Luçay-Buzançais, fermeture voyageurs le 26 septembre 1980 et fermeture marchandises le 31 décembre 1988.

En 1983, 2 autorails neufs CFD SOCOFER et la rénovation complète de 4 autorails Verney marque un début de modernisation du service. La régionalisation a ensuite permis d’engager des travaux importants de rénovation en grande partie financée par la région Centre.

A partir de 2003, 5 autorails X 73500 sont livrés sur la ligne.

Le dernier fait marquant a été la fermeture de la section Luçay-Valençay en octobre 2009.

Création de la SABA et du Train du Bas Berry :

En 1988, la fermeture imminente de la section Luçay-Buzançais ne laisse pas indifférentes quelques personnes de la région qui décident de fonder une association afin de tenter de préserver un des ultimes vestiges des anciennes lignes métriques rurales demeurée dans son état quasiment d’origine. C’est ainsi que naît en 1989 la Société pour l’Animation du Blanc Argent (SABA).

La première action de la SABA sera d’éviter le déferrement de la ligne en présentant aux élus locaux un projet de sauvegarde tourné vers une mise en valeur touristique de la région et valoriser l’intérêt de la ligne sur le plan du patrimoine ferroviaire. Rapidement toutefois, la SABA doit abandonner l’idée d’accéder à Buzançais, la décision ayant été prise par la région Centre de transformer la section Argy-Buzançais en voie normale afin de desservir un important silo à céréales.

L’action de la SABA aboutit à la reconnaissance de l’intérêt certain de la ligne sur le plan du patrimoine, reconnaissance concrétisée par l’inscription à l’inventaire supplémentaire des monuments historiques le 18 janvier 1993 de l’ensemble des bâtiments de Luçay à Argy. La gare de Valençay est également protégée à cette occasion. C’est le plus important ensemble ferroviaire protégé existant à ce jour en France.

La dépose est évitée, reste à la faire revivre…

Les premiers travaux de débroussaillage sont entrepris dès 1991 et vont se poursuivre jusqu’en 2000, année où la gare d’Argy sera de nouveau accessible. Parallèlement, il a fallu trouver du matériel roulant, le transporter et le remettre progressivement en état.

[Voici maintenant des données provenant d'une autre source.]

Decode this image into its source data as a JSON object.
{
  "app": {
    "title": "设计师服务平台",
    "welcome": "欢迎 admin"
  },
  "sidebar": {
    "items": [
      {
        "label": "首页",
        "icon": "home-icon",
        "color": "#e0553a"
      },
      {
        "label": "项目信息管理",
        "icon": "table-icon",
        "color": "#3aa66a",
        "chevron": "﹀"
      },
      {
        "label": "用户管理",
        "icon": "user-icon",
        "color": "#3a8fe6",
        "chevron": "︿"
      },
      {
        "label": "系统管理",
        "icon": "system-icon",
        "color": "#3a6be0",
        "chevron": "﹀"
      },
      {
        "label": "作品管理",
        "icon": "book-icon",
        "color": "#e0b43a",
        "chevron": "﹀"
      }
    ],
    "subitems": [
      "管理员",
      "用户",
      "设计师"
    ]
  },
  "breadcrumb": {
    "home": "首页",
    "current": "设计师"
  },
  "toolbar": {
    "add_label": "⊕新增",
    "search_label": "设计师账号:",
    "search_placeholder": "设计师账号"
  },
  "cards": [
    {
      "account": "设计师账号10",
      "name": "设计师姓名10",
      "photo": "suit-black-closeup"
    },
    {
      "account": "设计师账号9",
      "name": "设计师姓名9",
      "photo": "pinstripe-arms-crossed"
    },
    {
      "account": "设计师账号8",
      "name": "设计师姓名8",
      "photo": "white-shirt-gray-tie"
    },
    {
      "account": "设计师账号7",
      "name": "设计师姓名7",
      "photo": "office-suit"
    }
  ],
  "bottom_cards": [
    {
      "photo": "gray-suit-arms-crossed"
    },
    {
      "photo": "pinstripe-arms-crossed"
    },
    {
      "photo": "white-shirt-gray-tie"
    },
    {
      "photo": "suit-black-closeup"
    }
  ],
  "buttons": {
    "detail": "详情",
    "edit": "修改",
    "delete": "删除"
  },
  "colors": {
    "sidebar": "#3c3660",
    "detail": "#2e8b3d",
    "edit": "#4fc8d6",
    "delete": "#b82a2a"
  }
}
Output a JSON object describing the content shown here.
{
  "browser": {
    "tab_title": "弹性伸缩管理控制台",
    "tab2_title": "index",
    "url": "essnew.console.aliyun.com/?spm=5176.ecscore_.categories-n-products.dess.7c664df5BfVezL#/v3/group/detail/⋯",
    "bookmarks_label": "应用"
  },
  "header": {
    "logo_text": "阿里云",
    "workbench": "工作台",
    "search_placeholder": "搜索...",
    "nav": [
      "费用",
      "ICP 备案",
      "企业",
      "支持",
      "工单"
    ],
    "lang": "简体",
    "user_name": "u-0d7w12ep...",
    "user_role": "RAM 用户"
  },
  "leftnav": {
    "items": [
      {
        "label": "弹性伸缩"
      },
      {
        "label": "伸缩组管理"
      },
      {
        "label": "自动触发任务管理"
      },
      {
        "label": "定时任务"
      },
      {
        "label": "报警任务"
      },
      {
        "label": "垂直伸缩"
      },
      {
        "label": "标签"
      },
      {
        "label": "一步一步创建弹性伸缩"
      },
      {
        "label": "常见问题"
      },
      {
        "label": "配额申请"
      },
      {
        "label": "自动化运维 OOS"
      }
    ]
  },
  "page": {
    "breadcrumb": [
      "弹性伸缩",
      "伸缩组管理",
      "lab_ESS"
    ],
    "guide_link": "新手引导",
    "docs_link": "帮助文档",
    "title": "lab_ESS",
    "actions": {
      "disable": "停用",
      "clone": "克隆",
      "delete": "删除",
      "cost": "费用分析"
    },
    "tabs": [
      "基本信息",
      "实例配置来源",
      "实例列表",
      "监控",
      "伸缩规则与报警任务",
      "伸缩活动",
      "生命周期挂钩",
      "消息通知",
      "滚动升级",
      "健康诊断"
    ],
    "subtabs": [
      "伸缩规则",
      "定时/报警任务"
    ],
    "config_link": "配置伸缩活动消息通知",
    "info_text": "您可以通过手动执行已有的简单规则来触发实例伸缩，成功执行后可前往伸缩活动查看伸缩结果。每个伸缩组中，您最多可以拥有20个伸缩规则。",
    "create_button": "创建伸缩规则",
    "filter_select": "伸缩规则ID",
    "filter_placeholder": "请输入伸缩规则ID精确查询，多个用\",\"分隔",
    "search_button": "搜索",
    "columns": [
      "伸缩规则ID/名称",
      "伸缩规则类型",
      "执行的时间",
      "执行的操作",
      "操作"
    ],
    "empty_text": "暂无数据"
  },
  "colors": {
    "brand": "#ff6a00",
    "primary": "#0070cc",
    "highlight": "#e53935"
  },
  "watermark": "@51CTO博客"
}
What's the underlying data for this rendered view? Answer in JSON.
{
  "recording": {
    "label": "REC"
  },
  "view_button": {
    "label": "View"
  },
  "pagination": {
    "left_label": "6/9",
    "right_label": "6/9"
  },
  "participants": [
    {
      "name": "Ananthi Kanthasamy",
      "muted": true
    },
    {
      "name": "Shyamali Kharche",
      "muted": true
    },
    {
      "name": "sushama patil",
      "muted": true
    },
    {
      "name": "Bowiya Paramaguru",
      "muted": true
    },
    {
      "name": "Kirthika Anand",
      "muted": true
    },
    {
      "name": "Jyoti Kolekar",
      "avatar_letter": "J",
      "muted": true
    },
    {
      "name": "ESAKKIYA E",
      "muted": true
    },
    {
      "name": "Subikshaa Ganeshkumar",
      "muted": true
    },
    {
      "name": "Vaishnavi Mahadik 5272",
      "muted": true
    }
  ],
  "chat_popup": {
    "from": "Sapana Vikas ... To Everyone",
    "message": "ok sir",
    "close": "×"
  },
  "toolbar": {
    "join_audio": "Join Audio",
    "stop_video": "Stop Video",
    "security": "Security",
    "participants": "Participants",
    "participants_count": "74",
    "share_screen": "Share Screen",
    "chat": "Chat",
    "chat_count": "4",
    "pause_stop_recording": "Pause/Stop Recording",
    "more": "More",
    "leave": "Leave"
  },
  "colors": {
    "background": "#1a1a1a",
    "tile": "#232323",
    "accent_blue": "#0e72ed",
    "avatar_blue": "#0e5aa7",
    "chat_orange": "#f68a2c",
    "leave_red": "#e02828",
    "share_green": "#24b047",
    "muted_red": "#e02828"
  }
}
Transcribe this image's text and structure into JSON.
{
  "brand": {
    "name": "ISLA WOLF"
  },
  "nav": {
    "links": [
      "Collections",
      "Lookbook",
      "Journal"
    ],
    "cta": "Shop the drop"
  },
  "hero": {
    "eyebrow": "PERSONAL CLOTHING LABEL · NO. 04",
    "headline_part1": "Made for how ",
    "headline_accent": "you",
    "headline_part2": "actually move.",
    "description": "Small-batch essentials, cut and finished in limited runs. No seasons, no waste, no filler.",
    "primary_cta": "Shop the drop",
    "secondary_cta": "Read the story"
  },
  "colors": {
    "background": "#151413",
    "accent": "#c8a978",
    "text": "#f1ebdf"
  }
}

En 1995 un syndicat intercommunal achète les emprises et confie à la SABA l’exploitation du futur train touristique qui prend le nom de Train du Bas Berry (TBB) en référence à sa situation géographique (le département de l’Indre est l’ancien Bas Berry).

Après plus de 10 années d’efforts, l’autorisation préfectorale d’exploiter le train touristique Eceuillé La Foulquetière a été obtenue le 14/08/2003, puis le tronçon Eceuillé Heugnes en 2004 puis l’ensemble de la ligne en 2005.

Avec le soutien des élus locaux et le travail du syndicat intercommunal, devenu depuis un syndicat mixte, des campagnes de travaux ont été effectuées afin de pérenniser les infrastructures et des bâtiments ont été construits pour abriter une partie du matériel roulant.

Grace à ce soutien, une machine à vapeur a pu être remise en service et roule désormais sur la ligne.

Mais ce n’est que le début de l’aventure et il reste beaucoup de choses à faire, aussi bien pour la remise en état d’autres matériels roulant mais aussi l’ouverture prochaine au train touristique de la section Luçay-Valençay.